Ayasofya kararına Lüksemburg'dan tepki: Medeniyetler İttifakı'na indirilmiş bir darbedir

Lüksemburg Dışişleri Bakanı Jean Asselborn, Ayasofya'nın camiye dönüştürülerek ibadete açılması kararının, "Medeniyetler İttifakı'na indirilmiş bir darbe" olduğunu söyledi.

BBC Türkçe
Reuters

Lüksemburg Dışişleri Bakanı Jean Asselborn, Ayasofya'nın camiye dönüştürülerek ibadete açılması kararına sert tepki gösterdi ve bunun "Medeniyetler İttifakı'na indirilmiş bir darbe" olduğunu söyledi.

Avrupa Birliği (AB) dışişleri bakanlarının Brüksel'de yaptıkları toplantı öncesinde gazetecilerde açıklamalarda bulunan Asselborn, toplantının yapıldığı binada, 2004 yılında, oy birliği ile Türkiye'nin AB'ye üyelik müzakerelerinin başlamasına onay verdiklerini, 2005 yılında da Türkiye ile birlikte "Medeniyetler İttifakı" girişiminin başlatıldığını hatırlattı.

"O dönemin başbakanları Erdoğan ve Zapatero, dönemin Birleşmiş Milletler (BM) Genel Sekreteri Annan ile birlikte bu girişimi başlatmıştı" sözleriyle Medeniyetler İttifakı girişimini anımsatan Asselborn, "Şimdi Türkiye'de Ayasofya konusunda yaşanan gelişmeler, Medeniyetler İttifakı'na indirilmiş bir darbedir. Türkiye, kendi ağırlığını, kendisi sildi, yok etti ve bu hiç iyi değil" diye konuştu.

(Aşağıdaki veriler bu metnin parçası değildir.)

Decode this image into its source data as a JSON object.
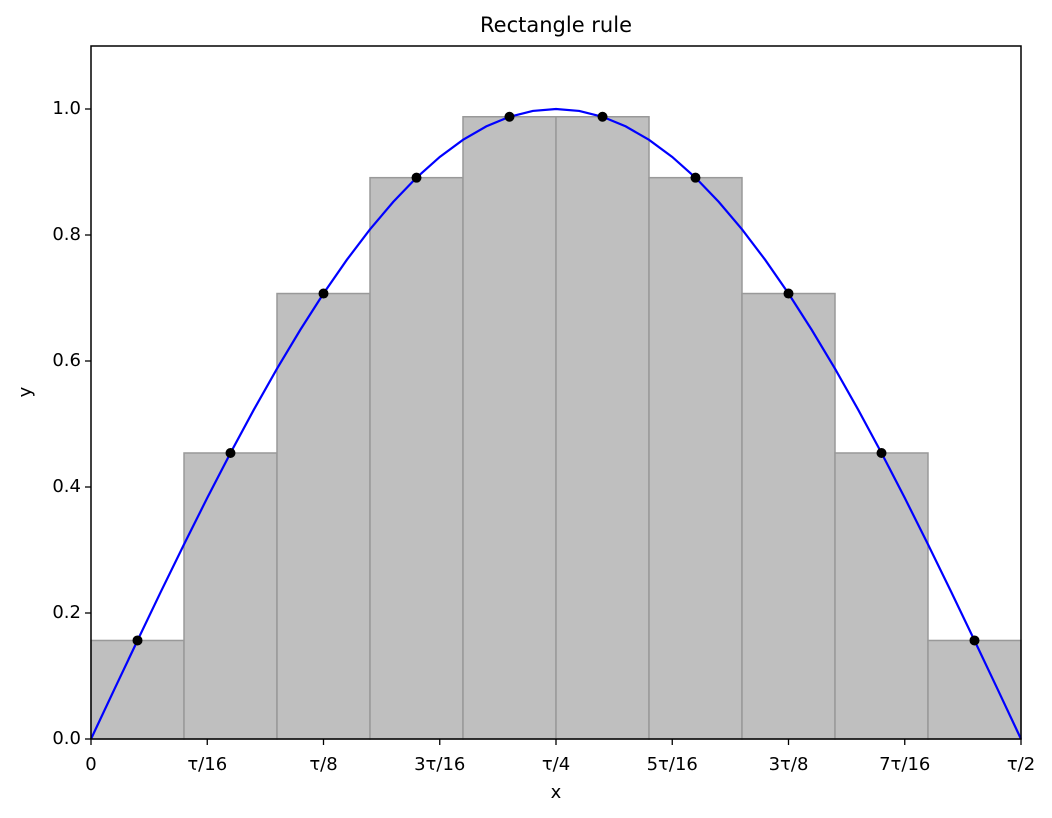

"DEMOKRASİYİ VE HALKI YOK SAYIYOR"

Asselborn, AB dışişleri bakanları toplantısında Türkiye'de insan hakları konularını ela alacaklarını ifade ederken, aralarında Taner Kılıç ve İdil Eser'in de yer aldığı hak savunucuları hakkında 'silahlı terör örgütü üyeliği' ve 'terör örgütüne yardım' suçlamaları nedeniyle verilen mahkumiyet kararlarını eleştirdi.

Lüksemburg Dışişleri Bakanı Asselborn, "Kendi insan hakları savunucularını terörist olarak gören ve onlarla bu şekilde mücadele eden bir hükümet aslında demokrasiyi ve kendi halkını aşağılayarak yok sayıyor. Bu çok kötü bir durum" dedi.

'YANLIŞ İSTİKAMET'

"15, 16 yıl önce demokrasiyi el üstünde tutan, büyük Müslüman bir ülke olarak Türkiye'nin bir AB ülkesi olabileceğine ilişkin, çok büyük umutlarım vardı" diyen Asselborn, "Ne yazık ki günümüzde sürecin aksi yönde, yanlış istikamette ilerlediği tespitini yapmak zorundayız" dedi.

Doğu Akdeniz'de yaşanan gerilimlere ilişkin de değerlendirmelerde bulunan Asselborn, sözlerini şöyle tamamladı:

"Akdeniz bir küvet değil büyük bir deniz. Pek çok ülkenin bu denizde hakkı var. Ancak uluslararası hukuka saygı gösterilmeli. Türkiye burada tek taraflı, hakimiyet iddiasıyla hareket etmeye devam etmemeli. Bu olmaz, bu iş ters gider. Bu nedenle biz AB olarak Türkiye dahil Akdeniz'deki tüm ülkelerin hakları için devrede olmalıyız."